The translational relevance of this study lies in highlighting the idea that targeting immunosuppressive cell populations such as M2 macrophages or Tregs may enhance the efficacy of ICIs in selected patients [32]. Given the complexity of mechanisms leading to T cell dysfunction and exhaustion, a personalized approach to immunotherapy may be required in the future to induce deeper and more durable responses in ccRCC patients.

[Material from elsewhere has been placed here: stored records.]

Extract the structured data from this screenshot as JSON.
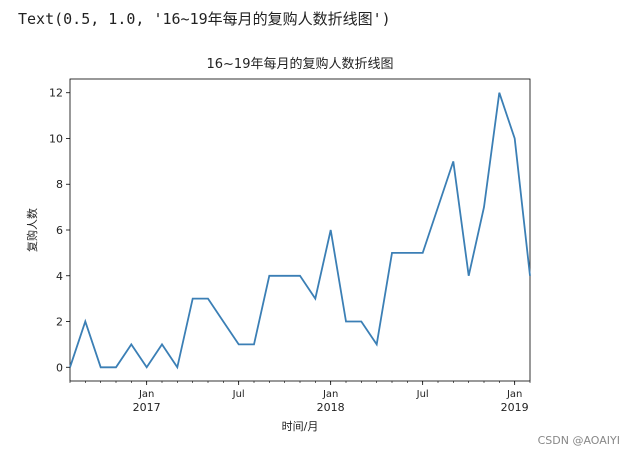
{
  "header": {
    "text": "Text(0.5, 1.0, '16~19年每月的复购人数折线图')"
  },
  "watermark": "CSDN @AOAIYI",
  "chart_data": {
    "type": "line",
    "title": "16~19年每月的复购人数折线图",
    "xlabel": "时间/月",
    "ylabel": "复购人数",
    "x": [
      "2016-08",
      "2016-09",
      "2016-10",
      "2016-11",
      "2016-12",
      "2017-01",
      "2017-02",
      "2017-03",
      "2017-04",
      "2017-05",
      "2017-06",
      "2017-07",
      "2017-08",
      "2017-09",
      "2017-10",
      "2017-11",
      "2017-12",
      "2018-01",
      "2018-02",
      "2018-03",
      "2018-04",
      "2018-05",
      "2018-06",
      "2018-07",
      "2018-08",
      "2018-09",
      "2018-10",
      "2018-11",
      "2018-12",
      "2019-01",
      "2019-02"
    ],
    "series": [
      {
        "name": "复购人数",
        "color": "#3b7fb5",
        "values": [
          0,
          2,
          0,
          0,
          1,
          0,
          1,
          0,
          3,
          3,
          2,
          1,
          1,
          4,
          4,
          4,
          3,
          6,
          2,
          2,
          1,
          5,
          5,
          5,
          7,
          9,
          4,
          7,
          12,
          10,
          4
        ]
      }
    ],
    "xlim": [
      "2016-08",
      "2019-02"
    ],
    "xticks": [
      {
        "value": "2017-01",
        "label": "Jan",
        "sublabel": "2017"
      },
      {
        "value": "2017-07",
        "label": "Jul"
      },
      {
        "value": "2018-01",
        "label": "Jan",
        "sublabel": "2018"
      },
      {
        "value": "2018-07",
        "label": "Jul"
      },
      {
        "value": "2019-01",
        "label": "Jan",
        "sublabel": "2019"
      }
    ],
    "ylim": [
      -0.6,
      12.6
    ],
    "yticks": [
      0,
      2,
      4,
      6,
      8,
      10,
      12
    ],
    "grid": false
  }
}
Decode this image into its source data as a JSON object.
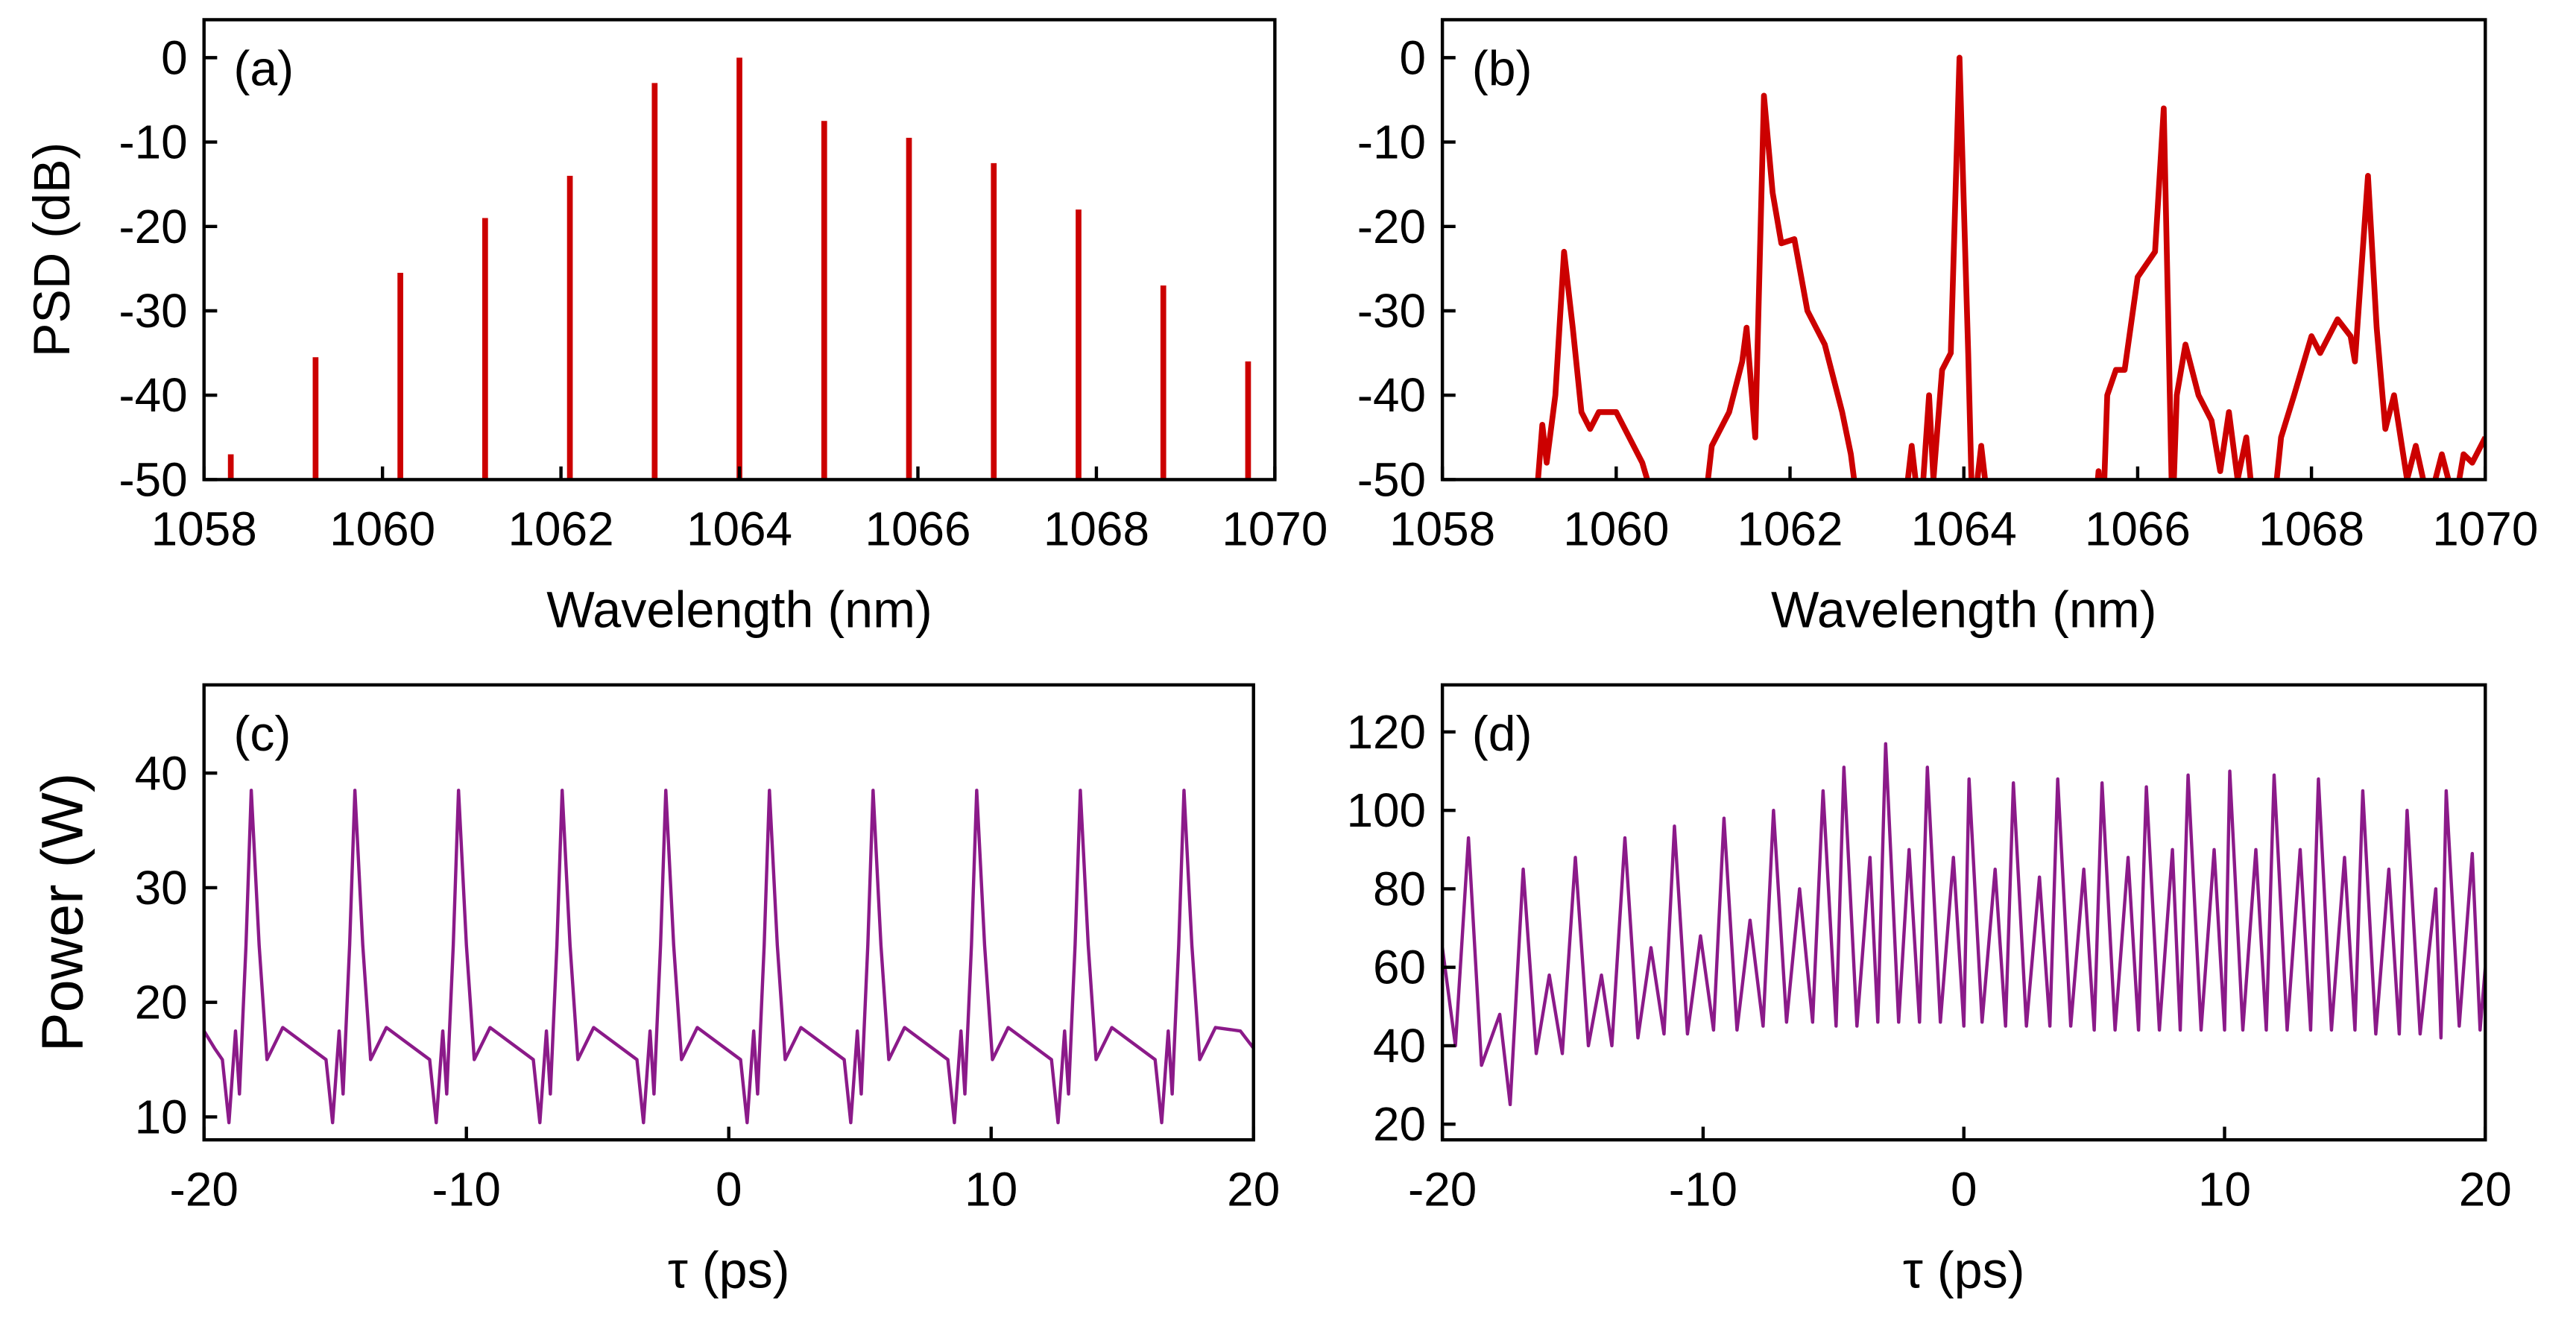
{
  "chart_data": [
    {
      "type": "stem",
      "panel_label": "(a)",
      "xlabel": "Wavelength (nm)",
      "ylabel": "PSD (dB)",
      "color": "#cc0000",
      "x": [
        1058.3,
        1059.25,
        1060.2,
        1061.15,
        1062.1,
        1063.05,
        1064.0,
        1064.95,
        1065.9,
        1066.85,
        1067.8,
        1068.75,
        1069.7
      ],
      "values": [
        -47,
        -35.5,
        -25.5,
        -19,
        -14,
        -3,
        0,
        -7.5,
        -9.5,
        -12.5,
        -18,
        -27,
        -36
      ],
      "xlim": [
        1058,
        1070
      ],
      "xticks": [
        1058,
        1060,
        1062,
        1064,
        1066,
        1068,
        1070
      ],
      "ylim": [
        -50,
        4.5
      ],
      "yticks": [
        0,
        -10,
        -20,
        -30,
        -40,
        -50
      ]
    },
    {
      "type": "line",
      "panel_label": "(b)",
      "xlabel": "Wavelength (nm)",
      "color": "#cc0000",
      "x": [
        1059.0,
        1059.1,
        1059.15,
        1059.2,
        1059.3,
        1059.4,
        1059.5,
        1059.6,
        1059.7,
        1059.8,
        1060.0,
        1060.1,
        1060.3,
        1060.5,
        1061.0,
        1061.1,
        1061.3,
        1061.45,
        1061.5,
        1061.6,
        1061.7,
        1061.8,
        1061.9,
        1062.05,
        1062.2,
        1062.4,
        1062.6,
        1062.7,
        1062.8,
        1063.3,
        1063.4,
        1063.5,
        1063.6,
        1063.65,
        1063.75,
        1063.85,
        1063.95,
        1064.05,
        1064.1,
        1064.2,
        1064.3,
        1065.5,
        1065.55,
        1065.6,
        1065.65,
        1065.75,
        1065.85,
        1066.0,
        1066.2,
        1066.3,
        1066.35,
        1066.4,
        1066.45,
        1066.55,
        1066.7,
        1066.85,
        1066.95,
        1067.05,
        1067.15,
        1067.25,
        1067.35,
        1067.55,
        1067.65,
        1067.8,
        1068.0,
        1068.1,
        1068.3,
        1068.45,
        1068.5,
        1068.65,
        1068.75,
        1068.85,
        1068.95,
        1069.1,
        1069.2,
        1069.35,
        1069.5,
        1069.65,
        1069.75,
        1069.85,
        1070.0
      ],
      "values": [
        -55,
        -50,
        -43.5,
        -48,
        -40,
        -23,
        -32,
        -42,
        -44,
        -42,
        -42,
        -44,
        -48,
        -55,
        -55,
        -46,
        -42,
        -36,
        -32,
        -45,
        -4.5,
        -16,
        -22,
        -21.5,
        -30,
        -34,
        -42,
        -47,
        -55,
        -55,
        -46,
        -55,
        -40,
        -50,
        -37,
        -35,
        0,
        -35,
        -55,
        -46,
        -55,
        -55,
        -49,
        -55,
        -40,
        -37,
        -37,
        -26,
        -23,
        -6,
        -30,
        -55,
        -40,
        -34,
        -40,
        -43,
        -49,
        -42,
        -50,
        -45,
        -55,
        -55,
        -45,
        -40,
        -33,
        -35,
        -31,
        -33,
        -36,
        -14,
        -32,
        -44,
        -40,
        -50,
        -46,
        -53,
        -47,
        -53,
        -47,
        -48,
        -45
      ],
      "xlim": [
        1058,
        1070
      ],
      "xticks": [
        1058,
        1060,
        1062,
        1064,
        1066,
        1068,
        1070
      ],
      "ylim": [
        -50,
        4.5
      ],
      "yticks": [
        0,
        -10,
        -20,
        -30,
        -40,
        -50
      ]
    },
    {
      "type": "line",
      "panel_label": "(c)",
      "xlabel": "τ (ps)",
      "ylabel": "Power (W)",
      "color": "#8b1a89",
      "x": [
        -20,
        -19.6,
        -19.3,
        -19.05,
        -18.8,
        -18.65,
        -18.4,
        -18.2,
        -17.9,
        -17.6,
        -17.0,
        -15.35,
        -15.1,
        -14.85,
        -14.7,
        -14.45,
        -14.25,
        -13.95,
        -13.65,
        -13.05,
        -11.4,
        -11.15,
        -10.9,
        -10.75,
        -10.5,
        -10.3,
        -10.0,
        -9.7,
        -9.1,
        -7.45,
        -7.2,
        -6.95,
        -6.8,
        -6.55,
        -6.35,
        -6.05,
        -5.75,
        -5.15,
        -3.5,
        -3.25,
        -3.0,
        -2.85,
        -2.6,
        -2.4,
        -2.1,
        -1.8,
        -1.2,
        0.45,
        0.7,
        0.95,
        1.1,
        1.35,
        1.55,
        1.85,
        2.15,
        2.75,
        4.4,
        4.65,
        4.9,
        5.05,
        5.3,
        5.5,
        5.8,
        6.1,
        6.7,
        8.35,
        8.6,
        8.85,
        9.0,
        9.25,
        9.45,
        9.75,
        10.05,
        10.65,
        12.3,
        12.55,
        12.8,
        12.95,
        13.2,
        13.4,
        13.7,
        14.0,
        14.6,
        16.25,
        16.5,
        16.75,
        16.9,
        17.15,
        17.35,
        17.65,
        17.95,
        18.55,
        19.5,
        20
      ],
      "values": [
        17.5,
        16,
        15,
        9.5,
        17.5,
        12,
        25,
        38.5,
        25,
        15,
        17.8,
        15,
        9.5,
        17.5,
        12,
        25,
        38.5,
        25,
        15,
        17.8,
        15,
        9.5,
        17.5,
        12,
        25,
        38.5,
        25,
        15,
        17.8,
        15,
        9.5,
        17.5,
        12,
        25,
        38.5,
        25,
        15,
        17.8,
        15,
        9.5,
        17.5,
        12,
        25,
        38.5,
        25,
        15,
        17.8,
        15,
        9.5,
        17.5,
        12,
        25,
        38.5,
        25,
        15,
        17.8,
        15,
        9.5,
        17.5,
        12,
        25,
        38.5,
        25,
        15,
        17.8,
        15,
        9.5,
        17.5,
        12,
        25,
        38.5,
        25,
        15,
        17.8,
        15,
        9.5,
        17.5,
        12,
        25,
        38.5,
        25,
        15,
        17.8,
        15,
        9.5,
        17.5,
        12,
        25,
        38.5,
        25,
        15,
        17.8,
        17.5,
        16
      ],
      "xlim": [
        -20,
        20
      ],
      "xticks": [
        -20,
        -10,
        0,
        10,
        20
      ],
      "ylim": [
        8,
        47.7
      ],
      "yticks": [
        10,
        20,
        30,
        40
      ]
    },
    {
      "type": "line",
      "panel_label": "(d)",
      "xlabel": "τ (ps)",
      "color": "#8b1a89",
      "x": [
        -20,
        -19.5,
        -19,
        -18.5,
        -17.8,
        -17.4,
        -16.9,
        -16.4,
        -15.9,
        -15.4,
        -14.9,
        -14.4,
        -13.9,
        -13.5,
        -13.0,
        -12.5,
        -12.0,
        -11.5,
        -11.1,
        -10.6,
        -10.1,
        -9.6,
        -9.2,
        -8.7,
        -8.2,
        -7.7,
        -7.3,
        -6.8,
        -6.3,
        -5.8,
        -5.4,
        -4.9,
        -4.6,
        -4.1,
        -3.6,
        -3.3,
        -3.0,
        -2.5,
        -2.1,
        -1.7,
        -1.4,
        -0.9,
        -0.4,
        0,
        0.2,
        0.7,
        1.2,
        1.6,
        1.9,
        2.4,
        2.9,
        3.3,
        3.6,
        4.1,
        4.6,
        5.0,
        5.3,
        5.8,
        6.3,
        6.7,
        7.0,
        7.5,
        8.0,
        8.3,
        8.6,
        9.1,
        9.6,
        10.0,
        10.2,
        10.7,
        11.2,
        11.6,
        11.9,
        12.4,
        12.9,
        13.3,
        13.6,
        14.1,
        14.6,
        15.0,
        15.3,
        15.8,
        16.3,
        16.7,
        17.0,
        17.5,
        18.1,
        18.3,
        18.5,
        19.0,
        19.5,
        19.8,
        20
      ],
      "values": [
        65,
        40,
        93,
        35,
        48,
        25,
        85,
        38,
        58,
        38,
        88,
        40,
        58,
        40,
        93,
        42,
        65,
        43,
        96,
        43,
        68,
        44,
        98,
        44,
        72,
        45,
        100,
        46,
        80,
        46,
        105,
        45,
        111,
        45,
        88,
        46,
        117,
        46,
        90,
        46,
        111,
        46,
        88,
        45,
        108,
        46,
        85,
        45,
        107,
        45,
        83,
        45,
        108,
        45,
        85,
        44,
        107,
        44,
        88,
        44,
        106,
        44,
        90,
        44,
        109,
        44,
        90,
        44,
        110,
        44,
        90,
        44,
        109,
        44,
        90,
        44,
        108,
        44,
        88,
        44,
        105,
        43,
        85,
        43,
        100,
        43,
        80,
        42,
        105,
        45,
        89,
        44,
        60
      ],
      "xlim": [
        -20,
        20
      ],
      "xticks": [
        -20,
        -10,
        0,
        10,
        20
      ],
      "ylim": [
        16,
        132
      ],
      "yticks": [
        20,
        40,
        60,
        80,
        100,
        120
      ]
    }
  ]
}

Limitations of our study are the small number of patients, the relatively coarse characterization of the immune cell populations in comparison to other methods such as single-cell sequencing and missing information on the PD-1/PD-L1 status.

Collectively, this proof-of-concept study shows that the immune landscape in ccRCC is shaped by specific mutations, in particular in BAP1 or PTEN, rather than the number of driver mutations or the mutational burden. Mechanisms affecting CD8 + T cell effector function as well as immunosuppressive cellular interactions in the tumor microenvironment appear to be highly heterogeneous and patient-specific. Our results expand the known genetic and functional inter- and intratumoral heterogeneity of ccRCC to the immune microenvironment and intrinsic as well as extrinsic mechanisms that can potentially thwart effective anticancer T cell responses.